Mr. Weinglass was married once, late in life, and divorced. He is survived by two sisters, Elaine Nicastro, of Lebanon, N.J., and Natalie Franzblau, of Nutley, N.J., and a brother, Steven Weinglass, of Los Angeles.
Over the past 40 years, he represented many other prominent clients, including Angela Davis, the activist and educator who was acquitted of murder, conspiracy and kidnapping charges in the 1970 killing of a California judge, and Amy Carter, the daughter of President Carter, who along with others, including Abbie Hoffman, was arrested during a 1986 protest against the activities of the Central Intelligence Agency at the University of Massachusetts. She was acquitted of trespassing and disorderly conduct charges.
More recently, Mr. Weinglass was involved in the death-row appeals of Mumia Abu-Jamal, whose conviction in the 1981 killing of a Philadelphia police officer has been shrouded in allegations of racism, police corruption and judicial bias; and the Cuban 5, who were convicted in 2001 of conspiracy to commit espionage against the United States but who say they were monitoring Miami-based terrorist groups that target Cuba.

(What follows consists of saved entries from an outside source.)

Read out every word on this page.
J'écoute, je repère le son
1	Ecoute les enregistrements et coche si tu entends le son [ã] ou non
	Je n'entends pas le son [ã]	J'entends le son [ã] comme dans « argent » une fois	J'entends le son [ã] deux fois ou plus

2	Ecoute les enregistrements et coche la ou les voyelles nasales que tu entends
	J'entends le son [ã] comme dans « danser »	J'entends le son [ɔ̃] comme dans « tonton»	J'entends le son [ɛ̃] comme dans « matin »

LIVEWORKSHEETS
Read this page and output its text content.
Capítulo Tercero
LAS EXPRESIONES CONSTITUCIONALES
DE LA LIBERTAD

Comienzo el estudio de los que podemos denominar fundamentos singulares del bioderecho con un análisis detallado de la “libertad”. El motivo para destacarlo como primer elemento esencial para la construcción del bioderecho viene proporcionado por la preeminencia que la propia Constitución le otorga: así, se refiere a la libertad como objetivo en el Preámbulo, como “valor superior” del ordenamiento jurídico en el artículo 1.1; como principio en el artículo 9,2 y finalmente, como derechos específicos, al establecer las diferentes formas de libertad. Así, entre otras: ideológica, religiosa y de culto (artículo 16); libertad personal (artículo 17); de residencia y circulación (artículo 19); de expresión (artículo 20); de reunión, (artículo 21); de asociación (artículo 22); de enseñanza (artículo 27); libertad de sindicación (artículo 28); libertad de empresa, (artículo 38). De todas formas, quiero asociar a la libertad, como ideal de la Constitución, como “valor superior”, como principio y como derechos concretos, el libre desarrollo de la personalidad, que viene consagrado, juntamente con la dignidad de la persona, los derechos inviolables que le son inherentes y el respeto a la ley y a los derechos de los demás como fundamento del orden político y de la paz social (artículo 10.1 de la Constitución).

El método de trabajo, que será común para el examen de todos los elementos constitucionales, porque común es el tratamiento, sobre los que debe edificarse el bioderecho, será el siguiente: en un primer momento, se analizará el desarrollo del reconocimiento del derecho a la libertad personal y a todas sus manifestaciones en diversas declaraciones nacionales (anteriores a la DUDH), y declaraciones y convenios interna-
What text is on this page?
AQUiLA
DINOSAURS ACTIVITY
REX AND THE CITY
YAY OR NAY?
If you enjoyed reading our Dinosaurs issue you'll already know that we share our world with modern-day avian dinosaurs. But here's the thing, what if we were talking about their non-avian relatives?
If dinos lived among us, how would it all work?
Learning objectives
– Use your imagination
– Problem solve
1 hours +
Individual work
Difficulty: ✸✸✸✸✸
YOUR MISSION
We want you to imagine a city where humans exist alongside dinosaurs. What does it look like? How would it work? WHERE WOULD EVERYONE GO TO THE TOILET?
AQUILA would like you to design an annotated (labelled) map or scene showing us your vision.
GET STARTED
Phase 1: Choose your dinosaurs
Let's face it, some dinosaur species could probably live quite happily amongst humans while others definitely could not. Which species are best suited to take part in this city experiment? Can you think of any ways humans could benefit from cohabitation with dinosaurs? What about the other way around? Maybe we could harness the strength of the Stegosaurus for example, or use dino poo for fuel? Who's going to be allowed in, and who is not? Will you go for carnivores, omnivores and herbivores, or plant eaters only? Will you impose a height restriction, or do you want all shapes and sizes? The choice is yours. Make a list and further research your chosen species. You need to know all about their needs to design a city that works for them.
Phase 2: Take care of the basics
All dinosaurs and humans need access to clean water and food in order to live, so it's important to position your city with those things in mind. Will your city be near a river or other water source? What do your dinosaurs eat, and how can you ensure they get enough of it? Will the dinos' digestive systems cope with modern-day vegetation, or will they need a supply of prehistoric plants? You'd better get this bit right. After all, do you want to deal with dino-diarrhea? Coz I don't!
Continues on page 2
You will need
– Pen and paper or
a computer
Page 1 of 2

“He filed a brief on March 5 in that case, a post-conviction motion to vacate the conviction of his client,” said Michael Krinsky of the New York law firm Rabinowitz, Boudin, Standard, Krinsky & Lieberman, for whom Mr. Weinglass had worked since 1985. Mr. Krinsky, who called Mr. Weinglass “our era’s Clarence Darrow,” met him in 1969, in Newark.
“That was a rough place to be,” he said. “A police department and a city administration that was racist and as terrifying as any in America, and there was Lenny representing civil rights people, political people, ordinary people who got charged with stuff and got beat up by the cops. He did it without fame or fortune, and that’s what he kept doing, in one way or another.”